Pela proposta dos vereadores Júlio Marcondes de Moura Filho (PP) e Patrícia Morato Marangão (PSDB), a Câmara, que hoje conta com 13 parlamentares, passaria a ter apenas nove na próxima legislatura. Além deles, assinaram o documento Antônio Franco dos Santos Bacana (PTB), José Aparecido da Silva Zelito (PSB) e Adamir Maurício de Barros (PDT).
De acordo com o Regimento Interno do Legislativo, para que ocorra qualquer mudança na Lei Orgânica do Município de Garça, é necessária a aprovação da maioria qualificada, ou seja, dois terços dos vereadores. Na sessão do último dia 10, porém, Adamir votou contra a aprovação da proposta de emenda como objeto de deliberação e ela acabou arquivada.
Moura Filho ressalta que a redução no número de cadeiras na Câmara foi um dos vários itens entregues ao prefeito e ao presidente da Casa por jovens do município que participaram no ano passado de manifestações por mudanças. “Seria um exemplo e uma economia significante aos cofres públicos, mas não foi isso que a maioria dos edis acharam”, declara.
O parlamentar diz que respeita a posição e voto de cada vereador, mas adianta que, no final do ano, pretende apresentar novamente a proposta e cobrou uma pressão maior dos jovens a favor.
Limite legal
Para Moura Filho, a Emenda Constitucional nº 58, de 23 de setembro de 2009, promulgada pelas Mesas do Senado Federal e da Câmara dos Deputados, estipula o limite de 13 vereadores nos municípios com população entre 30 mil e 50 mil habitantes.

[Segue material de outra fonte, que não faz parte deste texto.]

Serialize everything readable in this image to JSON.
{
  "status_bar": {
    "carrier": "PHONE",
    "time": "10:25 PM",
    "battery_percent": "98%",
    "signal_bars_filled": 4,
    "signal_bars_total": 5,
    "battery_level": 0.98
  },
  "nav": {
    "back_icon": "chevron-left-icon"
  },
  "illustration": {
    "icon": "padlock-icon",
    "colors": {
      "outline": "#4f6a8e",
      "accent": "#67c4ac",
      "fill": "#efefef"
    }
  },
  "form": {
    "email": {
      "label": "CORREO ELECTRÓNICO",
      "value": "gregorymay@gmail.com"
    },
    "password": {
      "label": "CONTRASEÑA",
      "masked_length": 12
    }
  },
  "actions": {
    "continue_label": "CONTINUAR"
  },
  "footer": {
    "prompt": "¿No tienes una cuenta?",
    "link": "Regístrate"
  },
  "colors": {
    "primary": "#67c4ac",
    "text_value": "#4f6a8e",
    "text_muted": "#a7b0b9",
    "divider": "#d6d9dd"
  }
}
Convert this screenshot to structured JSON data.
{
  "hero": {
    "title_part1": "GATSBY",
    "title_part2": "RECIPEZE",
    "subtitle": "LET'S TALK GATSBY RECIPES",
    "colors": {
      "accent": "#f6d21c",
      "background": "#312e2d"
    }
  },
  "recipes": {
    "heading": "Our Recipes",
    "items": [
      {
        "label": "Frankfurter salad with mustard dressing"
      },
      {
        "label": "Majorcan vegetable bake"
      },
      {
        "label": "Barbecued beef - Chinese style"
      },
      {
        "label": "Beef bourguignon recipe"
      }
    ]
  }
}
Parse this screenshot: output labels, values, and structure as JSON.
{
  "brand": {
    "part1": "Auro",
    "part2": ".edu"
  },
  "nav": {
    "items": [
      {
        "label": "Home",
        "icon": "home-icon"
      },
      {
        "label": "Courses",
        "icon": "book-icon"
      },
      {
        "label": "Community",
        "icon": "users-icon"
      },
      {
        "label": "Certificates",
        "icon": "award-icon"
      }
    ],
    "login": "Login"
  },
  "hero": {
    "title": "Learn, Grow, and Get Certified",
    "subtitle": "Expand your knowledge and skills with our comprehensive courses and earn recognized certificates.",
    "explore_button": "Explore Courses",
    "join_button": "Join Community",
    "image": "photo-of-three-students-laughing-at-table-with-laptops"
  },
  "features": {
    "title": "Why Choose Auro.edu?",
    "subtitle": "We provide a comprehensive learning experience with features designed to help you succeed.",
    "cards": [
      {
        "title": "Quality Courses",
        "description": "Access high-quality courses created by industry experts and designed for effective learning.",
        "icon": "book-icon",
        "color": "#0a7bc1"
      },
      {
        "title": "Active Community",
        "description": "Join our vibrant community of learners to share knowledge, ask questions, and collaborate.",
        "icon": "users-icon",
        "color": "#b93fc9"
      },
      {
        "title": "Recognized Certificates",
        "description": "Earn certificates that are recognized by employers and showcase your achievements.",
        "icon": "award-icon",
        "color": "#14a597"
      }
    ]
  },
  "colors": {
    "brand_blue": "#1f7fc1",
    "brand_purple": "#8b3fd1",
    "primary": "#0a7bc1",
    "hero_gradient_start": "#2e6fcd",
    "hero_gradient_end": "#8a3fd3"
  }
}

Pela lei, a fixação do número de cadeiras deve estar prevista na Lei Orgânica Municipal. Ele lembra que, de acordo com o último Censo, Garça não ultrapassou os 50 mil habitantes.
“A diminuição e manutenção do número de vereadores em nove é fundamental para a boa e eficiente administração do Poder Legislativo Municipal, em face das mudanças orçamentárias estabelecidas pela EC 58, que diminuiu para 7%, nos municípios com população de até 100 mil habitantes, como é o caso de Garça”, alega.